What am I doing wrong?
This is all the code needed to reproduce.
import pandas as pd
g = pd.Grouper('datetime', freq='D')
Result:
---------------------------------------------------------------------------
TypeError Traceback (most recent call last)
Cell In [1], line 2
1 import pandas as pd
----> 2 g = pd.Grouper('datetime', freq='D')
TypeError: TimeGrouper.__init__() got multiple values for argument 'freq'
Pandas version 1.5.1, Python version 3.10.6.
CodePudding user response:
This seems to be a bug
It looks like the weirdness is because Grouper.__new__()
instantiates a TimeGrouper
if you pass freq
as a kwarg, but not if you pass freq
as a positional argument. I don't know why it does that, and it's not documented, so it seems like a bug.
The reason for the error is that TimeGrouper.__init__()
's first parameter is freq
, not key
. (In fact it doesn't even have a key
parameter; it specifies **kwargs
, which are then sent to Grouper.__init__()
at the end.)
Workaround
Pass key
as a kwarg too:
g = pd.Grouper(key='datetime', freq='D')
All-positional syntax is also broken
In cottontail's answer, they suggested using positional arguments, with None
for level, but this doesn't work fully.

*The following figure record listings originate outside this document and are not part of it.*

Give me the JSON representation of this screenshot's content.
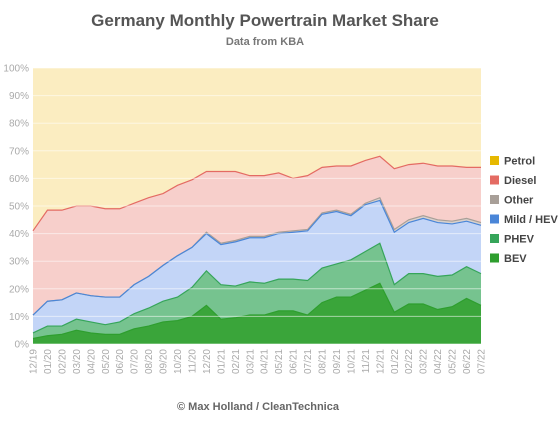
{
  "chart_data": {
    "type": "area",
    "stacking": "cumulative-percent",
    "title": "Germany Monthly Powertrain Market Share",
    "subtitle": "Data from KBA",
    "credit": "© Max Holland / CleanTechnica",
    "xlabel": "",
    "ylabel": "",
    "ylim": [
      0,
      100
    ],
    "yticks": [
      "0%",
      "10%",
      "20%",
      "30%",
      "40%",
      "50%",
      "60%",
      "70%",
      "80%",
      "90%",
      "100%"
    ],
    "grid": true,
    "legend_position": "right",
    "categories": [
      "12/19",
      "01/20",
      "02/20",
      "03/20",
      "04/20",
      "05/20",
      "06/20",
      "07/20",
      "08/20",
      "09/20",
      "10/20",
      "11/20",
      "12/20",
      "01/21",
      "02/21",
      "03/21",
      "04/21",
      "05/21",
      "06/21",
      "07/21",
      "08/21",
      "09/21",
      "10/21",
      "11/21",
      "12/21",
      "01/22",
      "02/22",
      "03/22",
      "04/22",
      "05/22",
      "06/22",
      "07/22"
    ],
    "x_tick_labels": [
      "12/19",
      "01/20",
      "02/20",
      "03/20",
      "04/20",
      "05/20",
      "06/20",
      "07/20",
      "08/20",
      "09/20",
      "10/20",
      "11/20",
      "12/20",
      "01/21",
      "02/21",
      "03/21",
      "04/21",
      "05/21",
      "06/21",
      "07/21",
      "08/21",
      "09/21",
      "10/21",
      "11/21",
      "12/21",
      "01/22",
      "02/22",
      "03/22",
      "04/22",
      "05/22",
      "06/22",
      "07/22"
    ],
    "series": [
      {
        "name": "BEV",
        "color": "#2e9e2e",
        "fill": "#3aa53a",
        "values": [
          2,
          3,
          3.5,
          5,
          4,
          3.5,
          3.5,
          5.5,
          6.5,
          8,
          8.5,
          10,
          14,
          9,
          9.5,
          10.5,
          10.5,
          12,
          12,
          10.5,
          15,
          17,
          17,
          19.5,
          22,
          11.5,
          14.5,
          14.5,
          12.5,
          13.5,
          16.5,
          14
        ]
      },
      {
        "name": "PHEV",
        "color": "#36a55a",
        "fill": "#76c38f",
        "values": [
          4,
          6.5,
          6.5,
          9,
          8,
          7,
          8,
          11,
          13,
          15.5,
          17,
          20.5,
          26.5,
          21.5,
          21,
          22.5,
          22,
          23.5,
          23.5,
          23,
          27.5,
          29,
          30.5,
          33.5,
          36.5,
          21.5,
          25.5,
          25.5,
          24.5,
          25,
          28,
          25.5
        ]
      },
      {
        "name": "Mild / HEV",
        "color": "#4a86d8",
        "fill": "#c3d5f7",
        "values": [
          10.5,
          15.5,
          16,
          18.5,
          17.5,
          17,
          17,
          21.5,
          24.5,
          28.5,
          32,
          35,
          40,
          36,
          37,
          38.5,
          38.5,
          40,
          40.5,
          41,
          47,
          48,
          46.5,
          50.5,
          52,
          40.5,
          44,
          45.5,
          44,
          43.5,
          44.5,
          43
        ]
      },
      {
        "name": "Other",
        "color": "#a89f98",
        "fill": "#d9d1cc",
        "values": [
          10.5,
          15.5,
          16,
          18.5,
          17.5,
          17,
          17,
          21.5,
          24.5,
          28.5,
          32,
          35,
          40.5,
          36.5,
          37.5,
          39,
          39,
          40.5,
          41,
          41.5,
          47.5,
          48.5,
          47,
          51,
          53,
          41.5,
          45,
          46.5,
          45,
          44.5,
          45.5,
          44
        ]
      },
      {
        "name": "Diesel",
        "color": "#e46b63",
        "fill": "#f7cfcb",
        "values": [
          41,
          48.5,
          48.5,
          50,
          50,
          49,
          49,
          51,
          53,
          54.5,
          57.5,
          59.5,
          62.5,
          62.5,
          62.5,
          61,
          61,
          62,
          60,
          61,
          64,
          64.5,
          64.5,
          66.5,
          68,
          63.5,
          65,
          65.5,
          64.5,
          64.5,
          64,
          64
        ]
      },
      {
        "name": "Petrol",
        "color": "#e6b800",
        "fill": "#fbedc1",
        "values": [
          100,
          100,
          100,
          100,
          100,
          100,
          100,
          100,
          100,
          100,
          100,
          100,
          100,
          100,
          100,
          100,
          100,
          100,
          100,
          100,
          100,
          100,
          100,
          100,
          100,
          100,
          100,
          100,
          100,
          100,
          100,
          100
        ]
      }
    ],
    "legend_order": [
      "Petrol",
      "Diesel",
      "Other",
      "Mild / HEV",
      "PHEV",
      "BEV"
    ]
  }
}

For example, you can't specify an origin:
pd.Grouper('datetime', None, 'D', origin='epoch')
TypeError: __init__() got an unexpected keyword argument 'origin'
(I'm using Python 3.9 and Pandas 1.4.4, so the error might look a bit different, but the same error should occur on your version.)
Even worse, the resulting Grouper
doesn't work, for example:
df = pd.DataFrame({
'datetime': pd.to_datetime([
'2022-11-29T15', '2022-11-30T15', '2022-11-30T16']),
'v': [1, 2, 3]})
>>> g = pd.Grouper('datetime', None, 'D')
>>> df.groupby(g).sum()
v
datetime
2022-11-29 15:00:00 1
2022-11-30 15:00:00 2
2022-11-30 16:00:00 3
Compared to:
>>> g1 = pd.Grouper(key='datetime', freq='D')
>>> df.groupby(g1).sum()
v
datetime
2022-11-29 1
2022-11-30 5
CodePudding user response:
Try specifying the keyword argument key
:
g = pd.Grouper(key='datetime', freq='D')
print(type(g))
# pandas.core.resample.TimeGrouper
As explained in wjandrea's post, TimeGrouper
is instantiated only if freq
kwarg is passed. For example, the following instantiates a Grouper
:
g1 = pd.Grouper('datetime', None, pd.offsets.Day())
print(type(g1))
# pandas.core.groupby.grouper.Grouper
even though, g1.freq
is an instance of pd._libs.tslibs.offsets.Day
. So it looks like passing the arguments via keywords is the only way.